A noter : dans le cas de personnes ayant manifesté un comportement violent ou ayant commis des manquements graves au règlement du lieu d’hébergement, il n’y a pas lieu d’attendre la décision de sortie mentionnée ci-dessus. La décision d’exclusion prise par le gestionnaire du lieu d’hébergement est suffisante pour permettre au préfet de mettre en demeure la personne de quitter la structure. « Le délai prévu par la mise en demeure pourra être très bref, notamment si le comportement de l’intéressé est de nature à perturber le fonctionnement normal de la structure », précise encore le ministère. L’OFII prendra, par ailleurs, une décision de retrait des conditions matérielles d’accueil sur le fondement du signalement effectué par le gestionnaire.
Une fois que le juge a prononcé l’expulsion de l’étranger visé, il appartient au préfet d’exécuter cette décision de justice « en ayant recours à la force publique si nécessaire ». Dans ce cas de figure, l’intéressé peut faire l’objet d’une obligation de quitter le territoire français. Le cas échéant, il pourra, consécutivement à l’expulsion de son lieu d’hébergement, être placé en rétention ou assigné à résidence.

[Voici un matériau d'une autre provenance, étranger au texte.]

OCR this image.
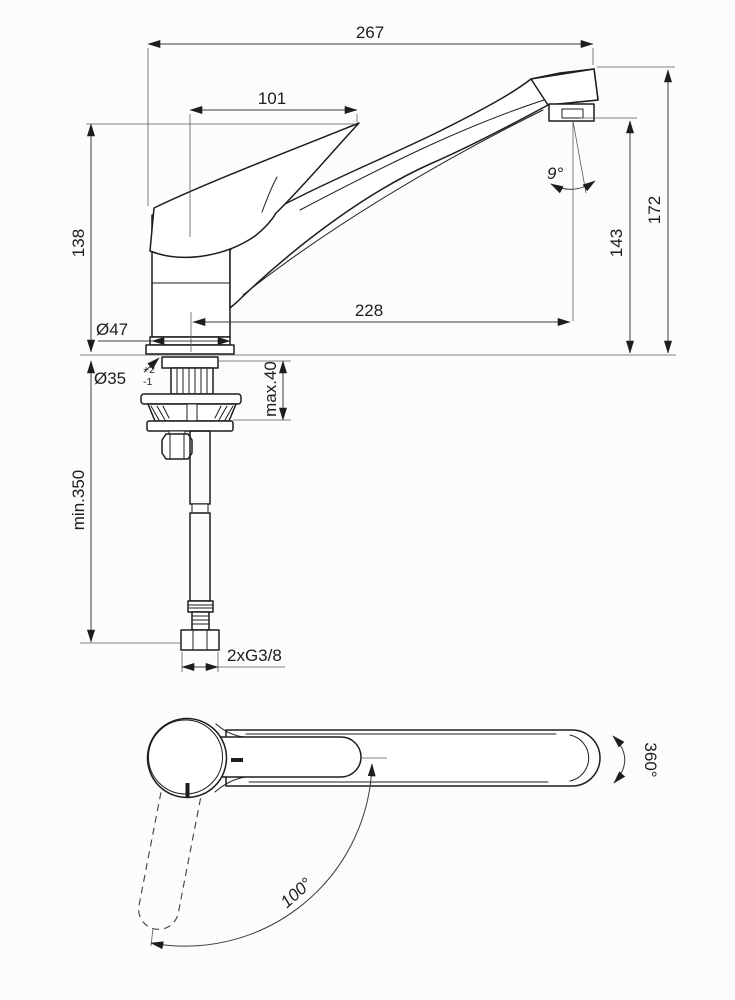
267
101
138
min.350
172
143
228
Ø47
Ø35 +2
-1	max.40
9°
2xG3/8
100°
360°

Des dispositifs dédiés à la préparation au retour pourront en outre être mobilisés, indique le ministère, ajoutant que, « dans le cas où la situation de détresse médicale, psychique ou sociale de la personne déboutée le justifierait », son accueil pourra être assuré dans le dispositif d’hébergement d’urgence, « pour le temps strictement nécessaire à la préparation de son départ ».
Enfin, le ministère rappelle que les dispositions du code des procédures civiles d’exécution applicables en matière d’expulsions locatives ne sont pas applicables ici. Les étrangers expulsés dans le cadre de la nouvelle procédure prévue par la loi « asile » ne peuvent donc pas se prévaloir des garanties accordées aux occupants faisant l’objet d’une procédure d’expulsion régie par ce code, telles que la notification d’un commandement de quitter les lieux, la possibilité de solliciter l’octroi d’un délai de grâce ou le bénéfice de la « trêve hivernale ». « Toutefois, en raison des conditions climatiques parfois rigoureuses », les préfets sont invités à « être particulièrement attentifs à ce qu’une solution transitoire d’hébergement puisse être proposée, concomitamment à l’expulsion, éventuellement assortie de mesures de surveillance adaptées (assignation à résidence notamment) ».
(2) Autrement dit les demandeurs d’asile dont l’examen de la demande relève de la compétence d’un autre Etat membre.